Joe Biden has one more chance to quiet the growing calls for him to drop out of the 2024 race and reverse the momentum that is carrying him and his party to disaster.
Biden will hold a late afternoon press conference at 6:30 p.m. on Thursday following the wrap-up of the NATO meeting in Washington. He can't hold the presser in prime time because he promised the governors he met with in D.C. last week that he would no longer hold campaign events after 8 p.m.
This means that if we're ever attacked, we must ensure the enemy knows our president needs his sleep and can't be disturbed after 8 p.m.
The stakes couldn't be higher. It's Biden's first solo presser since last November, although he has taken part in several joint press conferences after meeting various world leaders. Those are highly scripted affairs, with the president answering only two or three questions.
While Biden's position in the polls hasn't completely collapsed, his political position in Washington has gotten very dicey. Former Speaker Nancy Pelosi, when asked on MSNBC whether she still supported Biden, said it was "up to the president to decide if he is going to run" and that she wants him to "do whatever he decides to do."
Not exactly a ringing endorsement.
Related: Biden Team Trying to Head Off Delegate Revolt at the Convention
Meanwhile, while publicly backing Biden, Senate Majority Leader Chuck Schumer has privately expressed grave reservations about the president's fitness to his colleagues.
The high-stakes moment is an opportunity for Biden to change the narrative after his poor debate performance triggered a drumbeat of concerns in his own party that he might be too weakened to win against Donald Trump this November.
But any stumbles in the unscripted setting could add fuel to the fire, despite Biden's repeated attempts to rebuff his critics and his insistence that he is staying in the race.
Many Democrats have said they need to see Biden clearly answer questions without faltering or losing his train of thought -- what so alarmed them about his debate showing with Trump two weeks ago.

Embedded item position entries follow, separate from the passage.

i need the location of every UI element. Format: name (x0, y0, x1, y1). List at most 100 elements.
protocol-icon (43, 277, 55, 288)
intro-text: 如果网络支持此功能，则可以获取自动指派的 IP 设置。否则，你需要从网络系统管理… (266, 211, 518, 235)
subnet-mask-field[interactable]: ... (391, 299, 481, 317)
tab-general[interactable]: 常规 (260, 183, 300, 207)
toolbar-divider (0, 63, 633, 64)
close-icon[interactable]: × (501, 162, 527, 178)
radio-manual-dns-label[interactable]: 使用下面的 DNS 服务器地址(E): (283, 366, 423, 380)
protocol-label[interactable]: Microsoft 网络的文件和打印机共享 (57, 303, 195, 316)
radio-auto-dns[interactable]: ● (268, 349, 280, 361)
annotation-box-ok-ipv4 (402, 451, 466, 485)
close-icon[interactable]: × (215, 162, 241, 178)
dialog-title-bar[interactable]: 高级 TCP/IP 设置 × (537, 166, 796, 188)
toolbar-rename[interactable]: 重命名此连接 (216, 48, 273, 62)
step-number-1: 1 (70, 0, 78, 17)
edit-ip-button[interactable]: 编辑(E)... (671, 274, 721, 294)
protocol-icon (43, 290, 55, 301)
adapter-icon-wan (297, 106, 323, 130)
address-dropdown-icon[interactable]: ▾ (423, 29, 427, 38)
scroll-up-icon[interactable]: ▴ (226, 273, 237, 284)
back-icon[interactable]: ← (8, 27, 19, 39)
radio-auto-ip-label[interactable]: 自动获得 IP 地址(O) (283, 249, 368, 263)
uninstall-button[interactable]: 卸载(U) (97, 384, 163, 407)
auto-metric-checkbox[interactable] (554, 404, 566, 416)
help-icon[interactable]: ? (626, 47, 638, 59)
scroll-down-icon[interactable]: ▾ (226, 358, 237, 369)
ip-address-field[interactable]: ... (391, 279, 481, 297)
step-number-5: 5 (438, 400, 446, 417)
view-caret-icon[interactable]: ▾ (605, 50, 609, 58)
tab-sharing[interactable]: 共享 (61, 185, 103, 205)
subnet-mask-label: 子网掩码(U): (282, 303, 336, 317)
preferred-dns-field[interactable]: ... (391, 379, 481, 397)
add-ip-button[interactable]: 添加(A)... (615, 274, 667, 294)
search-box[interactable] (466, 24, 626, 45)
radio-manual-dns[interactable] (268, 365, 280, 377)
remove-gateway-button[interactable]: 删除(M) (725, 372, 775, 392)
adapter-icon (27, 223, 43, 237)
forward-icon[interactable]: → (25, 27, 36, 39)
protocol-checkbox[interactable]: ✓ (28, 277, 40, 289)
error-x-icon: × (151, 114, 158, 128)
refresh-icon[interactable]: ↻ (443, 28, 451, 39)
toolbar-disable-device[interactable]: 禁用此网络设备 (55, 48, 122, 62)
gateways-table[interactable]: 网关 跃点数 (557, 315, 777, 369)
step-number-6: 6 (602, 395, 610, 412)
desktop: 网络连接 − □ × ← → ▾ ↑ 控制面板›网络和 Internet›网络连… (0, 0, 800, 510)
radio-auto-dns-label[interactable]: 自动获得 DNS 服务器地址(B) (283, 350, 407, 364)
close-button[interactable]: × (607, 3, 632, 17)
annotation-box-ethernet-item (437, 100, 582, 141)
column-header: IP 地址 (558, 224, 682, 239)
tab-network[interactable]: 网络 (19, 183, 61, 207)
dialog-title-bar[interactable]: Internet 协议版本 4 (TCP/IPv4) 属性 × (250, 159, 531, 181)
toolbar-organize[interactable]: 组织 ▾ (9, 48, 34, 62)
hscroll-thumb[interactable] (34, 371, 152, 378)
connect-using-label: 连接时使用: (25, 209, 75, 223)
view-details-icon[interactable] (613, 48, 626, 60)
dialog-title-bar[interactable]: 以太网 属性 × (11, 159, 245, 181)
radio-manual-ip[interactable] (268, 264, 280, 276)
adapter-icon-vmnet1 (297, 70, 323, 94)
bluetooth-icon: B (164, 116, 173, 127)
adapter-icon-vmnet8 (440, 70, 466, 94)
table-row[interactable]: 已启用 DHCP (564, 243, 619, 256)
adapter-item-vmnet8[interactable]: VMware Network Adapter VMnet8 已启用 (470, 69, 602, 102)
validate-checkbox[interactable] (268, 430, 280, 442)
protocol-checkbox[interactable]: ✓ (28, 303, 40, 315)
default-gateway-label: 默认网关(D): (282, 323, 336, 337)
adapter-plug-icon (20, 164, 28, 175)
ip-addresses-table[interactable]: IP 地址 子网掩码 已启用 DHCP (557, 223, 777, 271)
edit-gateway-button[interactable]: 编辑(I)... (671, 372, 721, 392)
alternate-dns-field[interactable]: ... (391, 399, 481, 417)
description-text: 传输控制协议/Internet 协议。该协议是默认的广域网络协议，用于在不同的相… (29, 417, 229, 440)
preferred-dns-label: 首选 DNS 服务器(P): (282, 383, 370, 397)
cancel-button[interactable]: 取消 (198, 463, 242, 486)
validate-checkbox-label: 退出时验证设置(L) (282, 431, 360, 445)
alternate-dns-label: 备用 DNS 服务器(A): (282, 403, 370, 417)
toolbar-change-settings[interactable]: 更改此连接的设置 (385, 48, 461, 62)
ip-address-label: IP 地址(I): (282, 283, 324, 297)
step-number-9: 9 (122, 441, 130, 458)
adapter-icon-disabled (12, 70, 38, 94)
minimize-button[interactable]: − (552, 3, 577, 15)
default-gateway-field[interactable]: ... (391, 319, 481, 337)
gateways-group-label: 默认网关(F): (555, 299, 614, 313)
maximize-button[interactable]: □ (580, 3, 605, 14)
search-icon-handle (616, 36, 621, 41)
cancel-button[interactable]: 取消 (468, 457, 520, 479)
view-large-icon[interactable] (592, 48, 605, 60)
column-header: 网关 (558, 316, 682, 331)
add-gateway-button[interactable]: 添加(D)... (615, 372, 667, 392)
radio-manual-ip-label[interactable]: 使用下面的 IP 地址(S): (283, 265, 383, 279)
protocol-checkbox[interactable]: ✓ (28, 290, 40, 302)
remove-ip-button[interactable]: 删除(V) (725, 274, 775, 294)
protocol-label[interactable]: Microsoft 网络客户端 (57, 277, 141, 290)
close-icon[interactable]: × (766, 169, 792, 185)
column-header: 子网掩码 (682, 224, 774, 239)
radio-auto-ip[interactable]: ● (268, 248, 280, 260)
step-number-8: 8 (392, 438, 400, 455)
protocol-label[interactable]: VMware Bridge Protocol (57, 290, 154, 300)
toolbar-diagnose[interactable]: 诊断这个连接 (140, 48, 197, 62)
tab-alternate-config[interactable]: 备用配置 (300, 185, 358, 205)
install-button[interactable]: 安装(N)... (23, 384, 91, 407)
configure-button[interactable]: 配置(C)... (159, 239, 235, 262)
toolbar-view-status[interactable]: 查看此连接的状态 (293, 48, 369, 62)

It's a surreal situation in Washington. The professional politicians know that if Biden exits the race, there will be a free-for-all at the convention and a likely bloodbath as party divisions, suppressed during the Biden years, come to the fore once again.
But those same politicians have been talking to their constituents and reading the polls. And as Colorado Sen. Michael Bennet pointed out, a wounded Biden could hand Trump and the Republicans a landslide victory in November. Trump has even begun planning for a landslide win.
A Democratic Party massacre in 2024 is growing closer to reality. But Democratic lawmakers are hesitating to take the long walk off a short plank and publicly back a Biden exit.
The deepening crisis gripping the Democratic Party is not simply damaging Biden’s chances of clinging to the nomination. It is also offering Trump and Republicans a bottomless source of attack ads against Biden if he’s confirmed as the nominee. Individual candidates can also expect to be skewered over why they are supporting a party figurehead who many Democrats have declared is unfit to serve a second term that would end when he is 86. And two weeks of agonizing over Biden’s age and mental faculties, combined with a clumsy mitigation effort by the White House and the campaign, have taken the heat off Trump and deprived Democrats of the comparison with the ex-president’s lawlessness and volatility that many had originally believed would help Biden hold the White House.
The Democrats could have avoided all this if Biden had stepped away from the race last year. But pride goeth before the fall, and Biden's arrogance blinded him to the reality of his deteriorating condition.